Arif R. Hakim
Oleh Arif Rahman Hakim
Pekan lalu banyak pemberitaan kejahatan seksual yang sebagian besar korbannya adalah anak-anak. Ironisnya, pelaku kejahatan seksual adalah orang-orang terdekat bahkan ada juga orang terpandang dikalangan masyarakat.
Anggapan sekolah adalah tempat yang aman bagi anak sepertinya tak sepenuhnya benar. Buktinya kasus kejahatan seksual rupanya tak hanya terjadi di kolong jembatan, terminal atau di rumah tetapi juga di sekolah. Seperti kasus kejahatan seksual yang menimpa anak didik JIS (Jakarta Internatinonal School) pekan lalu sempat menghebohkan sekaligus mengagetkan masyarakat. Pasalnya, sekolah bertaraf internasional yang kredibilitasnya tak lagi diragukan masih saja kecolongan dari tindak kejahatan seksual.
Lantas bagaimana dengan sekolah-sekolah yang lain? Seperti dilansir Tempo.com (15/4/14), sejumlah kasus kejahatan seksual terjadi di beberapa sekolah di ibu kota. Seorang siswi di SMA Negeri 22 Jakarta Timur melapor telah dicabuli wakil kepala sekolah. Pengadilan menjatuhkan hukuman 4 tahun penjara dan denda Rp. 60 juta (9/2/11).
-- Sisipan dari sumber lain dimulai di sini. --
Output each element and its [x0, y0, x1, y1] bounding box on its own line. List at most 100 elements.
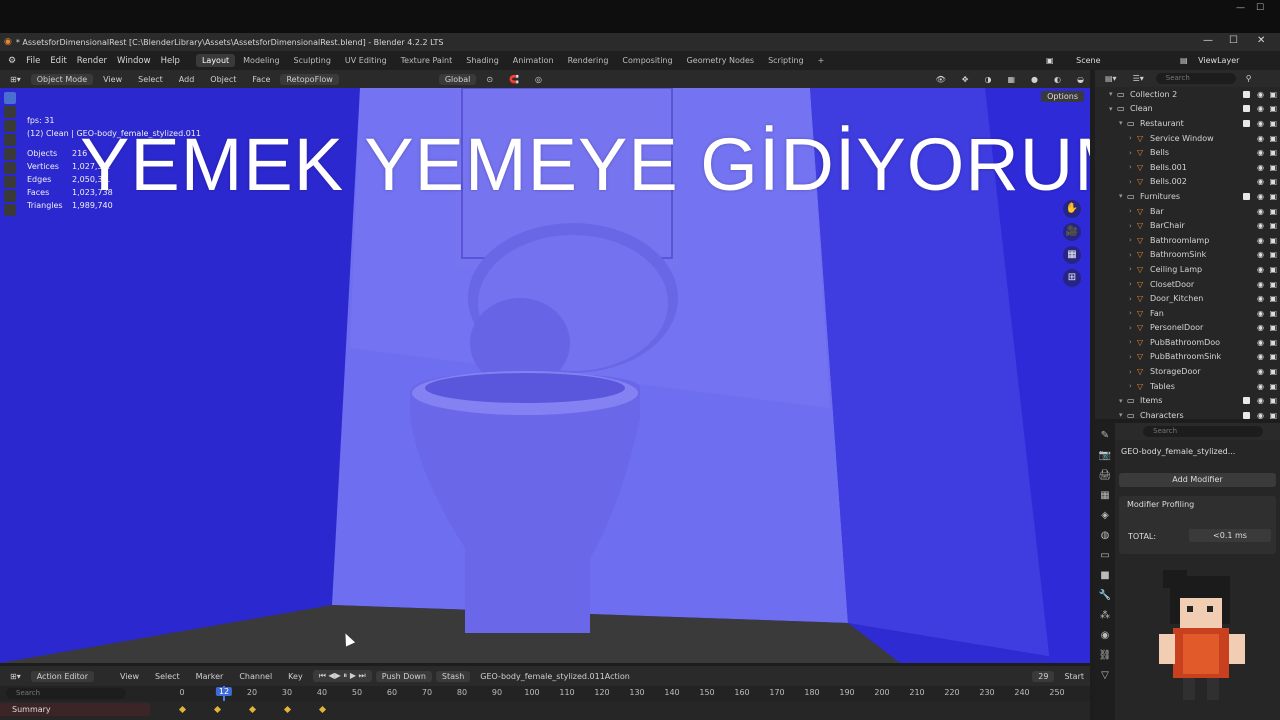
outliner-object-row[interactable]: › ▽ Door_Kitchen ◉ ▣	[1095, 291, 1280, 306]
outliner-object-row[interactable]: › ▽ StorageDoor ◉ ▣	[1095, 364, 1280, 379]
expand-arrow-icon[interactable]: ›	[1129, 324, 1137, 332]
pivot-icon[interactable]: ⊙	[480, 74, 499, 85]
visibility-eye-icon[interactable]: ◉	[1257, 338, 1264, 347]
menu-key[interactable]: Key	[282, 671, 309, 682]
close-icon[interactable]: ✕	[1257, 35, 1265, 46]
overlay-icon[interactable]: ◑	[979, 74, 998, 85]
exclude-checkbox[interactable]	[1243, 411, 1250, 419]
timeline-ruler[interactable]: Search 0 20 30 40 50 60 70 80 90 100 110…	[0, 686, 1090, 701]
menu-render[interactable]: Render	[77, 56, 107, 66]
keyframe[interactable]	[318, 705, 327, 714]
expand-arrow-icon[interactable]: ›	[1129, 207, 1137, 215]
shading-material-icon[interactable]: ◐	[1048, 74, 1067, 85]
render-camera-icon[interactable]: ▣	[1269, 134, 1277, 143]
expand-arrow-icon[interactable]: ›	[1129, 134, 1137, 142]
expand-arrow-icon[interactable]: ›	[1129, 368, 1137, 376]
menu-object[interactable]: Object	[204, 74, 242, 85]
visibility-eye-icon[interactable]: ◉	[1257, 221, 1264, 230]
outliner-object-row[interactable]: › ▽ PubBathroomSink ◉ ▣	[1095, 350, 1280, 365]
render-camera-icon[interactable]: ▣	[1269, 90, 1277, 99]
tool-tab-icon[interactable]: ✎	[1098, 429, 1112, 443]
action-editor-dropdown[interactable]: Action Editor	[30, 670, 94, 682]
summary-channel[interactable]: Summary	[0, 703, 150, 716]
tab-animation[interactable]: Animation	[507, 54, 560, 67]
visibility-eye-icon[interactable]: ◉	[1257, 148, 1264, 157]
tab-texture-paint[interactable]: Texture Paint	[395, 54, 459, 67]
cursor-tool-icon[interactable]	[4, 106, 16, 118]
expand-arrow-icon[interactable]: ›	[1129, 309, 1137, 317]
visibility-icon[interactable]: 👁	[930, 74, 952, 85]
visibility-eye-icon[interactable]: ◉	[1257, 396, 1264, 405]
blender-menu-icon[interactable]: ⚙	[8, 56, 16, 66]
outliner-object-row[interactable]: › ▽ Service Window ◉ ▣	[1095, 131, 1280, 146]
editor-type-icon[interactable]: ⊞▾	[4, 671, 27, 682]
render-camera-icon[interactable]: ▣	[1269, 119, 1277, 128]
render-camera-icon[interactable]: ▣	[1269, 250, 1277, 259]
transform-tool-icon[interactable]	[4, 162, 16, 174]
expand-arrow-icon[interactable]: ›	[1129, 265, 1137, 273]
render-camera-icon[interactable]: ▣	[1269, 104, 1277, 113]
menu-file[interactable]: File	[26, 56, 40, 66]
measure-tool-icon[interactable]	[4, 190, 16, 202]
collection-tab-icon[interactable]: ▭	[1098, 549, 1112, 563]
exclude-checkbox[interactable]	[1243, 397, 1250, 405]
menu-channel[interactable]: Channel	[233, 671, 278, 682]
object-tab-icon[interactable]: ■	[1098, 569, 1112, 583]
keyframe[interactable]	[283, 705, 292, 714]
expand-arrow-icon[interactable]: ›	[1129, 163, 1137, 171]
channel-search-input[interactable]: Search	[6, 688, 126, 699]
pan-hand-icon[interactable]: ✋	[1063, 200, 1081, 218]
render-camera-icon[interactable]: ▣	[1269, 411, 1277, 419]
visibility-eye-icon[interactable]: ◉	[1257, 280, 1264, 289]
visibility-eye-icon[interactable]: ◉	[1257, 119, 1264, 128]
maximize-icon[interactable]: ☐	[1229, 35, 1238, 46]
outliner-object-row[interactable]: › ▽ Tables ◉ ▣	[1095, 379, 1280, 394]
render-camera-icon[interactable]: ▣	[1269, 396, 1277, 405]
annotate-tool-icon[interactable]	[4, 176, 16, 188]
outliner-collection-row[interactable]: ▾ ▭ Restaurant ◉ ▣	[1095, 116, 1280, 131]
visibility-eye-icon[interactable]: ◉	[1257, 411, 1264, 419]
particles-tab-icon[interactable]: ⁂	[1098, 609, 1112, 623]
visibility-eye-icon[interactable]: ◉	[1257, 236, 1264, 245]
outliner-collection-row[interactable]: ▾ ▭ Items ◉ ▣	[1095, 393, 1280, 408]
add-workspace-icon[interactable]: +	[812, 54, 831, 67]
render-camera-icon[interactable]: ▣	[1269, 323, 1277, 332]
expand-arrow-icon[interactable]: ▾	[1119, 119, 1127, 127]
outliner-object-row[interactable]: › ▽ Bells.001 ◉ ▣	[1095, 160, 1280, 175]
outliner-object-row[interactable]: › ▽ ClosetDoor ◉ ▣	[1095, 277, 1280, 292]
visibility-eye-icon[interactable]: ◉	[1257, 367, 1264, 376]
render-camera-icon[interactable]: ▣	[1269, 352, 1277, 361]
visibility-eye-icon[interactable]: ◉	[1257, 265, 1264, 274]
scene-tab-icon[interactable]: ◈	[1098, 509, 1112, 523]
editor-type-icon[interactable]: ▤▾	[1099, 73, 1123, 84]
visibility-eye-icon[interactable]: ◉	[1257, 382, 1264, 391]
add-modifier-button[interactable]: Add Modifier	[1119, 473, 1276, 487]
outliner-object-row[interactable]: › ▽ Bells.002 ◉ ▣	[1095, 175, 1280, 190]
scene-selector[interactable]: ▣ Scene	[1046, 56, 1101, 65]
physics-tab-icon[interactable]: ◉	[1098, 629, 1112, 643]
output-tab-icon[interactable]: 🖨	[1098, 469, 1112, 483]
exclude-checkbox[interactable]	[1243, 105, 1250, 113]
tab-compositing[interactable]: Compositing	[616, 54, 678, 67]
render-camera-icon[interactable]: ▣	[1269, 236, 1277, 245]
object-mode-dropdown[interactable]: Object Mode	[30, 73, 94, 85]
timeline-body[interactable]: Summary	[0, 701, 1090, 720]
exclude-checkbox[interactable]	[1243, 119, 1250, 127]
render-camera-icon[interactable]: ▣	[1269, 221, 1277, 230]
panel-title[interactable]: Modifier Profiling	[1127, 500, 1194, 509]
expand-arrow-icon[interactable]: ›	[1129, 295, 1137, 303]
toggle-view-icon[interactable]: ⊞	[1063, 269, 1081, 287]
expand-arrow-icon[interactable]: ›	[1129, 338, 1137, 346]
display-mode-icon[interactable]: ☰▾	[1127, 73, 1150, 84]
render-camera-icon[interactable]: ▣	[1269, 148, 1277, 157]
add-cube-tool-icon[interactable]	[4, 204, 16, 216]
transform-orientation-dropdown[interactable]: Global	[438, 73, 477, 85]
playback-controls[interactable]: ⏮ ◀▶ ⏸ ▶ ⏭	[312, 670, 372, 682]
3d-viewport[interactable]: fps: 31 (12) Clean | GEO-body_female_sty…	[0, 88, 1090, 663]
data-tab-icon[interactable]: ▽	[1098, 669, 1112, 683]
menu-view[interactable]: View	[97, 74, 128, 85]
push-down-button[interactable]: Push Down	[375, 670, 432, 682]
menu-edit[interactable]: Edit	[50, 56, 66, 66]
options-dropdown[interactable]: Options	[1041, 91, 1084, 102]
visibility-eye-icon[interactable]: ◉	[1257, 104, 1264, 113]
Selain itu, seorang siswi kelas VI sekolah dasar mengaku telah dilecehkan gurunya. Bocah itu ketakutan dan tidak berani berangkat ke sekolah karena diancam si guru (29/10/13), Orang tua siswa SMP Negeri 4 Jakarta Pusat melaporkan anaknya menjadi korban pelecehan seksual yang dilakukan sejumlah teman sekolahnya (14/10/13).
Ibarat gunus es, bahwa kejahatan seksual yang menimpa anak hanya beberapa yang terungkap dan terselesaikan kasusnya. Artinya pelaku atau calon pelaku kejahatan seksual setiap saat masih mengintai korban. Jadi, orang tua mana yang tidak miris melihat anak-anaknya yang setiap saat diintai pelaku kejahatan seksual? Pelakunya pun bisa siapa saja, kapan dan dimanapun berada.
Gencarnya media massa memberitakan kasus kejahatan seksual membuat para orang tua merinding. Orang tua, terutama yang mempunyai anak gadis tentu saja cemas sekaligus berharap agar anaknya aman dari kejahatan seksual. Namun, karena alasan intensitas waktu, atau minimnya pengetahuan tentang pendidikan seks, para orang tua tak bisa berbuat banyak untuk bisa membentengi anak dari kejahatan seksual.
Pendidikan Seks
Salah satu cara agar anak terhindar dari tindak kekerasan seksual adalah memberikan pendidikan seks kepada anak sejak dini. Pendidikan seks sejak dini harus dimulai dari keluarga, karena orang tua adalah orang pertama dan utama yang bertanggung jawab terhadap pertumbuhan dan perkembangan anak.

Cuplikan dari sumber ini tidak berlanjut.